I am happy to see people interested in messing around with Julia for ML.
The best way to wrap your head around the concepts is usually to try it
out and see what happens.
My 2 cents are that I doubt that you will get competitive results with
neural networks for your regression problems (even with the modern
trickeries such as ReLU-variant hidden layers). Two of the strengths of
current deep learning are convolutions and very large datasets. This
allows them to handle high dimensional data like no other approach. I
suspect that is why you usually observe NNs in image, text and speech
classification tasks.
I haven't read any recent papers on the NN regression front, but from my
limited personal experience I would say that neural networks are just
too flexible to be useful for datasets that are smaller than a few
thousand observations (I am sure there are some data size guidelines in
the upcoming DL book).
Concerning DL in Julia, there is also https://github.com/dmlc/MXNet.jl.
Although I haven't tried it for regression.
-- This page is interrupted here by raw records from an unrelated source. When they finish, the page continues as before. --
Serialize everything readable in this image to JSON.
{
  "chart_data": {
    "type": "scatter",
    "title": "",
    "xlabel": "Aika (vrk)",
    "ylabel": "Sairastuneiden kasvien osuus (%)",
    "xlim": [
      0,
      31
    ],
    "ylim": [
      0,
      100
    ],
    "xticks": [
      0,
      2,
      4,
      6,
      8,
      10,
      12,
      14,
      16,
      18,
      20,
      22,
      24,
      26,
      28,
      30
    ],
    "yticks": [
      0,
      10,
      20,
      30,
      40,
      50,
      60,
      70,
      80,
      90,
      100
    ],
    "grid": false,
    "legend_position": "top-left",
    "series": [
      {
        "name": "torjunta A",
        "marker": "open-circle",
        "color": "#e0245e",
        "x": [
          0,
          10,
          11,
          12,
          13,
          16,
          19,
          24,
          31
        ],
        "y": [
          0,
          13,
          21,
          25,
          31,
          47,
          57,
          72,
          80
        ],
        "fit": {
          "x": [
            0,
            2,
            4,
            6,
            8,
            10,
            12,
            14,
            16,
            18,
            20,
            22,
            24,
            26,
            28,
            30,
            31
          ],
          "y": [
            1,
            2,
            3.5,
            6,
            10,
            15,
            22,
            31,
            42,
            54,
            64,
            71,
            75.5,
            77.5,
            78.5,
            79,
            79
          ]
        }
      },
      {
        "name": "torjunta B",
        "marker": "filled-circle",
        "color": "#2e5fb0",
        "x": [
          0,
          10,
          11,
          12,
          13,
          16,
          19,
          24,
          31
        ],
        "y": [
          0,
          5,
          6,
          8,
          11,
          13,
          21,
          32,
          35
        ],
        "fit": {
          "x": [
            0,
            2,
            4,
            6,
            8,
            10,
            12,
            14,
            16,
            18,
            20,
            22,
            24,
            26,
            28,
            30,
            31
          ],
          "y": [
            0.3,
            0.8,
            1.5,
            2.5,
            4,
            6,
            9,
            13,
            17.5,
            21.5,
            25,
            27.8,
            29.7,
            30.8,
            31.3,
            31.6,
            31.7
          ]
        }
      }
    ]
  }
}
On 2016-01-30 18:13, Cedric St-Jean wrote:
AFAIK deep learning in general does not have any problem with
redundant inputs. If you have fewer nodes in your first layer than
input nodes, then the redundant (or nearly-redundant) input nodes will
be combined into one node (... more or less). And there are approaches
that favor using so-called overcomplete representations with more
hidden nodes / layer than input nodes.
Cédric
On Saturday, January 30, 2016 at 9:46:06 AM UTC-5, [email protected]
wrote:
Thanks, that's pretty much my understanding. Scaling the inputs
seems to be important, too, from what I read. I'm also interested
in a framework that will trim off redundant inputs.
I have run the mocha tutorial examples, and it looks very
promising because the structure is clear, and there are C++ and
cuda backends. The C++ backend, with openmp, gives me a good
performance boost over the pure Julia backend. However, I'm not so
sure that it will allow for trimming redundant inputs. Also, I
have some ideas on how to restrict the net to remove
observationally equivalent configurations, which should aid in
training, and I don't think I could implement those ideas with mocha.
From what I see, the focus of much recent work in neural nets
seems to be on classification and labeling of images, and
regression examples using the modern tools seem to be scarce. I'm
wondering if that's because other tools work better for
regression, or simply because it's an old problem that is
considered to be well studied. I would like to see some examples
of regression nets that work well, using the modern tools, though,
if there are any out there.
On Saturday, January 30, 2016 at 2:32:16 PM UTC+1, Jason Eckstein
wrote:
I've been using NN for regression and I've experimented with
Mocha. I ended up coding my own network for speed purposes
but in general you simply leave the final output of the neural
network as a linear combination without applying an activation
function. That way the output can represent a real number
rather than compress it into a 0 to 1 or -1 to 1 range for
classification. You can leave the rest of the network unchanged.
On Saturday, January 30, 2016 at 3:45:27 AM UTC-7,
[email protected] wrote:
I'm interested in using neural networks (deep learning)
for multivariate multiple regression, with multiple real
valued inputs and multiple real valued outputs. At the
moment, the mocha.jl package looks very promising, but the
examples seem to be all for classification problems. Does
anyone have examples of use of mocha (or other deep
learning packages for Julia) for regression problems? Or
any tips for deep learning and regression?